While SA still has leaps and bounds by which it needs to improve to have even some of MC’s basic functionality (cough, POIs, cough, exporting FIT files, cough), it has improved by enormous leaps and bounds in far less time than that already.
I’ve been using the app as a beta with my Spartan since early last spring, shortly after the Android beta became available. All it did back then was pull workout data from the watch and put it in the Sports Tracker database, if I could get it to connect at all. No sending those workouts off to any other services, no diary section with step counts, calories, sleep tracking, etc. No control of the watch at all: no customization whatsoever, no route planning, no heatmaps, nothing. It looked and worked like an experimental version of the Sports Tracker app that could pull a little data from a few watches. The ability to do any of those other things in the app has been built from scratch over the course of the last eight months or so.
While a heck of a lot clearly remains to be done over the next 18 months before Movescount goes away (and remember, that’s the minimum amount of time, it could stay around for longer than that), what remains to be done, while significant, is window dressing compared to what’s already been done in half that time, which probably explains why the company saw fit to announce the eventual changeover now.

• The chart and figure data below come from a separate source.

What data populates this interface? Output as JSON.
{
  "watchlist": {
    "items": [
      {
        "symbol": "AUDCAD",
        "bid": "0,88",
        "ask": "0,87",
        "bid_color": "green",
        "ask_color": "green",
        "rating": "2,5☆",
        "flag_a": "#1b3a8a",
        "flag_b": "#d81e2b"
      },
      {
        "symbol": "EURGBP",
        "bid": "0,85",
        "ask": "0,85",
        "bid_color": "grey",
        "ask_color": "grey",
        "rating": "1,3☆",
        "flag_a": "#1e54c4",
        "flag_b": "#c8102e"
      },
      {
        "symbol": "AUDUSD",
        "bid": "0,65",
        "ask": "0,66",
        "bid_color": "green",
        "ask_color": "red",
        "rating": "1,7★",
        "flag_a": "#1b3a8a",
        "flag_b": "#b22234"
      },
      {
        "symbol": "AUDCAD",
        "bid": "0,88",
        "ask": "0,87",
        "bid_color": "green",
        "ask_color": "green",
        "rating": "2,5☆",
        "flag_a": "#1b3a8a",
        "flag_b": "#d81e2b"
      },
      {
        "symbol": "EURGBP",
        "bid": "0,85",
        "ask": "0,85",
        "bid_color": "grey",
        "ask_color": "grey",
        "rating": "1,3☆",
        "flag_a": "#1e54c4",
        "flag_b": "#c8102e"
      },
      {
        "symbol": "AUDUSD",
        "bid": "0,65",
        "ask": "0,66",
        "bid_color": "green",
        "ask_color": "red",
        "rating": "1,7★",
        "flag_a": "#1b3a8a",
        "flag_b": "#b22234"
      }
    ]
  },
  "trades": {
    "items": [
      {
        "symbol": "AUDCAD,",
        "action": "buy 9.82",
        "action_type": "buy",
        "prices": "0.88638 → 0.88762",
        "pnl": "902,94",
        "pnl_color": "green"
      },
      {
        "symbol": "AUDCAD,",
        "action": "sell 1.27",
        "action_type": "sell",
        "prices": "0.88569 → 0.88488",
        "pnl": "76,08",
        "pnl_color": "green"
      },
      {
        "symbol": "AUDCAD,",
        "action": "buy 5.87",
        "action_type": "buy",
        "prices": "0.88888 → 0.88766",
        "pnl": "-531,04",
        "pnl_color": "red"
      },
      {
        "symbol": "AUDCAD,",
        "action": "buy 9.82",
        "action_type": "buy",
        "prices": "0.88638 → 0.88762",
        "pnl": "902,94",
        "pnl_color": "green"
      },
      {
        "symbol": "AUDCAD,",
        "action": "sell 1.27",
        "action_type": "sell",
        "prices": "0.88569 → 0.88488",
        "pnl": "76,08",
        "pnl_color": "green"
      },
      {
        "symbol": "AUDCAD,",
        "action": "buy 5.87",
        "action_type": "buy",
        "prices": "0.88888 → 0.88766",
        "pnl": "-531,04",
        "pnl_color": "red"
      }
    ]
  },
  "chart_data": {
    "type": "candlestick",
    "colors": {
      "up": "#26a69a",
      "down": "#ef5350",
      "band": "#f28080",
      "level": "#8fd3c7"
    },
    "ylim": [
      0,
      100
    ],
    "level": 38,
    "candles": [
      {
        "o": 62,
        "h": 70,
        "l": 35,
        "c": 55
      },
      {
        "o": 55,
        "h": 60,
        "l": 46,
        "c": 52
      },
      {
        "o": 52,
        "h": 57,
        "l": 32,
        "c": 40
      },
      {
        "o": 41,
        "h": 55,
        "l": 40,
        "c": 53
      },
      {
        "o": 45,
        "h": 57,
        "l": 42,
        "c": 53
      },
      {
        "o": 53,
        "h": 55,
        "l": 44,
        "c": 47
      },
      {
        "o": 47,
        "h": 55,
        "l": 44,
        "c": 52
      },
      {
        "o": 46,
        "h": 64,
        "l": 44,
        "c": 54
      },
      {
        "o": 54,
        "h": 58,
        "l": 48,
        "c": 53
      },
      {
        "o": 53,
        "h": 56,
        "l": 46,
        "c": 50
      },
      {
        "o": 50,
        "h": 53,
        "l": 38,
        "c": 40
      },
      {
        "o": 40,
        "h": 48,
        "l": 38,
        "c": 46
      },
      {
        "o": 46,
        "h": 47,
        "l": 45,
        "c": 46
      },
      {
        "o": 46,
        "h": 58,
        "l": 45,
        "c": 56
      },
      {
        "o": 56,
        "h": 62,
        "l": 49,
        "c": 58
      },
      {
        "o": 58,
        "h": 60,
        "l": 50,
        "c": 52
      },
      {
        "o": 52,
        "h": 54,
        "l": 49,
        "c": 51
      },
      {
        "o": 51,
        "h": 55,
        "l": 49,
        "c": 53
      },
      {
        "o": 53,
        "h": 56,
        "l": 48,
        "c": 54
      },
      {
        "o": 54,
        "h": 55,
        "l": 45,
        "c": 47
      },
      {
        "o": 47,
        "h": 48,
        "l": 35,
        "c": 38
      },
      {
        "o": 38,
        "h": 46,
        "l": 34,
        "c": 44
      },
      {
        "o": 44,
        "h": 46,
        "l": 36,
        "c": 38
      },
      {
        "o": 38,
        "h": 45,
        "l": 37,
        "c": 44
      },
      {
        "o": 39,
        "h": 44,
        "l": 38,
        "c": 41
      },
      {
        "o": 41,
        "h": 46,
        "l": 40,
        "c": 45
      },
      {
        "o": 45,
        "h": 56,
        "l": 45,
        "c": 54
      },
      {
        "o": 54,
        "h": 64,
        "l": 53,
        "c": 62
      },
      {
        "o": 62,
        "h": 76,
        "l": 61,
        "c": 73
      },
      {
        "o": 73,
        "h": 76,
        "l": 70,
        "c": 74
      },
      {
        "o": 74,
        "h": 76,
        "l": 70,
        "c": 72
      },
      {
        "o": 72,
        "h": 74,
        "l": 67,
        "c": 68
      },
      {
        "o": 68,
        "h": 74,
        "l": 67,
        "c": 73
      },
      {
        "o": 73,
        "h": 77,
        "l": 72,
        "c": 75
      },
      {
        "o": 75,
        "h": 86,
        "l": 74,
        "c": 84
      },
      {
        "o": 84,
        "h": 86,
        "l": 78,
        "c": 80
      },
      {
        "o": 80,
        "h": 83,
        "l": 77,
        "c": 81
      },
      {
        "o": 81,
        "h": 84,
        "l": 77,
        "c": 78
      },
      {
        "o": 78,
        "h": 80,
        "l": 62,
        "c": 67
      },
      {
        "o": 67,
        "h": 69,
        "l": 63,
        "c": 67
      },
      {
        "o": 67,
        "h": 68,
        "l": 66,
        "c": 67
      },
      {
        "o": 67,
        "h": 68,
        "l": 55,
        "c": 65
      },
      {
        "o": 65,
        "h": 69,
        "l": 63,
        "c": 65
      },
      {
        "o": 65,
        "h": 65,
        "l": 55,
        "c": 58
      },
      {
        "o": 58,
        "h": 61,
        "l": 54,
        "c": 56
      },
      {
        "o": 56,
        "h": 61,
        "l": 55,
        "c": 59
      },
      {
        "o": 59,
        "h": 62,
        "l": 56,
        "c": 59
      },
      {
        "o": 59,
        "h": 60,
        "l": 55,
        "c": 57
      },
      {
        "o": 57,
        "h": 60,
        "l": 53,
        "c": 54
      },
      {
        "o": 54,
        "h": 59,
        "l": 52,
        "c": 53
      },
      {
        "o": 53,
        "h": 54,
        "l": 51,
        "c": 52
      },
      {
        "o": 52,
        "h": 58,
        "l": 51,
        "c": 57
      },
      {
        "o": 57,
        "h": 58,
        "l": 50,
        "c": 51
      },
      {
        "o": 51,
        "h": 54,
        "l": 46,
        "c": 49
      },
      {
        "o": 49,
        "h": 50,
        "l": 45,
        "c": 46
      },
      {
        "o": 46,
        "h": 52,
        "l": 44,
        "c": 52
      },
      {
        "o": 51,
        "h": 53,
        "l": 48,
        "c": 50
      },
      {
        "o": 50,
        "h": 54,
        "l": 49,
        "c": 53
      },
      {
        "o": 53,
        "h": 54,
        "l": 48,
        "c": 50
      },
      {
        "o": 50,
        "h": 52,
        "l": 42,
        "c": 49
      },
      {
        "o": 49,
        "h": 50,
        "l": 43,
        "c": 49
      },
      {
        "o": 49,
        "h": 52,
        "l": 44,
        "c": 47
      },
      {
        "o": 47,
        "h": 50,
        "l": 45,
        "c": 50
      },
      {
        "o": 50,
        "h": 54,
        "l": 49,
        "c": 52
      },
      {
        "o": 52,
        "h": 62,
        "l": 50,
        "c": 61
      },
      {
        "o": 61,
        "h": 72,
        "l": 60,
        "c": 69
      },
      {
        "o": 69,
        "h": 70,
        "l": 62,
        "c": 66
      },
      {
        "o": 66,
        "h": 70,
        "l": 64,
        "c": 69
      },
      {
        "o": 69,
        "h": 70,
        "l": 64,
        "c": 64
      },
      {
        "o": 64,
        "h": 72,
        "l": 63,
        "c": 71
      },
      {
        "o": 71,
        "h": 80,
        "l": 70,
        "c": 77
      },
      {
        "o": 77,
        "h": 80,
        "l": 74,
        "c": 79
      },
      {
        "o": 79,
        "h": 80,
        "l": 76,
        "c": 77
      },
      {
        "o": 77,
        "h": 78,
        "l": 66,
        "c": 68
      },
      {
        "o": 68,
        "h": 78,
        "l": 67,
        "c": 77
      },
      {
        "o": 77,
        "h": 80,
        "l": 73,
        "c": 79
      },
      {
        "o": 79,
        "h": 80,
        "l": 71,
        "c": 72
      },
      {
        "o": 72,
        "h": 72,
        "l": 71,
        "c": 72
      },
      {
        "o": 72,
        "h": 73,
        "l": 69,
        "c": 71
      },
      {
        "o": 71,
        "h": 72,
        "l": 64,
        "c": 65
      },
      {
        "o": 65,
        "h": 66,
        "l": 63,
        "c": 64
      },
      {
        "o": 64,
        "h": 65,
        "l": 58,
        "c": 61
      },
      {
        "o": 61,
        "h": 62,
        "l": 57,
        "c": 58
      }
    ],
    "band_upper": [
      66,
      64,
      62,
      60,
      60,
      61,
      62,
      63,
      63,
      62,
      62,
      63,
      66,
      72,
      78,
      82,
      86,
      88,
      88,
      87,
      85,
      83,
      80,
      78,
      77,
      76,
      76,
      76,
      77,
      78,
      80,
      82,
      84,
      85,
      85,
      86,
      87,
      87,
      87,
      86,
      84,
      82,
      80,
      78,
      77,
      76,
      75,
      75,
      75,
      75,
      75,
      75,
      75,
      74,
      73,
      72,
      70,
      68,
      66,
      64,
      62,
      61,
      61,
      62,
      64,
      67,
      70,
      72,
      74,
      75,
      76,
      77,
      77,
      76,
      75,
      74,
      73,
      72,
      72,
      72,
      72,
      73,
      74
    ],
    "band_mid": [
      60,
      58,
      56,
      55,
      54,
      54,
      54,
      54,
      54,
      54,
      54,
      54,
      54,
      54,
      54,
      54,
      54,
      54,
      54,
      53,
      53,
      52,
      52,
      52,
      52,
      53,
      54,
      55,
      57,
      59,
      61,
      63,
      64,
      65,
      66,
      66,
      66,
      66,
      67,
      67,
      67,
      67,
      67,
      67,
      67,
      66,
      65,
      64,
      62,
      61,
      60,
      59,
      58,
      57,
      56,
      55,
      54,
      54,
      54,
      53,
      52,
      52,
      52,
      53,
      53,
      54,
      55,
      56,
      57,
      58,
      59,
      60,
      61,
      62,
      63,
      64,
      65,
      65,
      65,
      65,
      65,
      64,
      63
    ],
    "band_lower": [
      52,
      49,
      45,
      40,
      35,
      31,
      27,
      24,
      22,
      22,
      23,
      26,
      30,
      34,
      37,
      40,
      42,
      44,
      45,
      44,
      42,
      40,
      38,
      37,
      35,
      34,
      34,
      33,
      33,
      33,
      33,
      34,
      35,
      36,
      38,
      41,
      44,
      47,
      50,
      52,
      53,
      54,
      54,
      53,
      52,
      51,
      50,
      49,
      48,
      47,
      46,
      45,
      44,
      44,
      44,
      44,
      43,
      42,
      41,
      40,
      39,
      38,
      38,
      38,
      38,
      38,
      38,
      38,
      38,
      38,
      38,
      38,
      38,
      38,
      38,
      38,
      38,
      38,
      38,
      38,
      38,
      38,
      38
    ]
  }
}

And for people with Ambit3s and Traverses, consider this: the app didn’t work at all with any of those watches until a couple of months ago. A couple of months of basic functionality versus a minimum of 18 months of active development to go before Movescount leaves. A lot can happen between now and then, and a lot more has happened in half that time.
All that said, if I had an older watch like a T6 or an Ambit2 or didn’t use a smartphone, I’d probably be singing a very different tune right now. Here’s what we do know right now: the company only said Movescount will eventually go away. There was no word about Suuntolink, Moveslink or Moveslink2 going anywhere. As long as those things continue to be able to link a watch with a computer, update GPS, and get workout data onto that computer in some straightforward manner for users to be able to do with it whatever they want, all that actually remains to be done to ensure continued full functionality is for there to be a way for users to get routes and settings from their computer to the watch; there’s no reason Movescount has to be necessary for any of that in the future.
That said, I wish Suunto had been a heck of a lot more clear about all of that in their statement the other day, especially with watches and users needing a cable to computer connection. One of the biggest reasons I got a Spartan when I finally decided to join the 21st century and get a GPS watch was Suunto’s reputation for making durable, long lasting stuff. It’s really central to their image, and when poking through the guts of different companies’ websites and finding that Suunto continued to make available support software downloads for watches that were made 12 to 15 years ago, that’s one of the things that most convinced me to go in this direction: that they did in fact have things that old that were still in the wild, still being used, and still being supported. If that were to all change now, that would change everything, and not in a good way.
But there’s still at least a year and a half to go and a lot more that can be cleared up and changed over an awful lot of time, so for now I remain hopeful.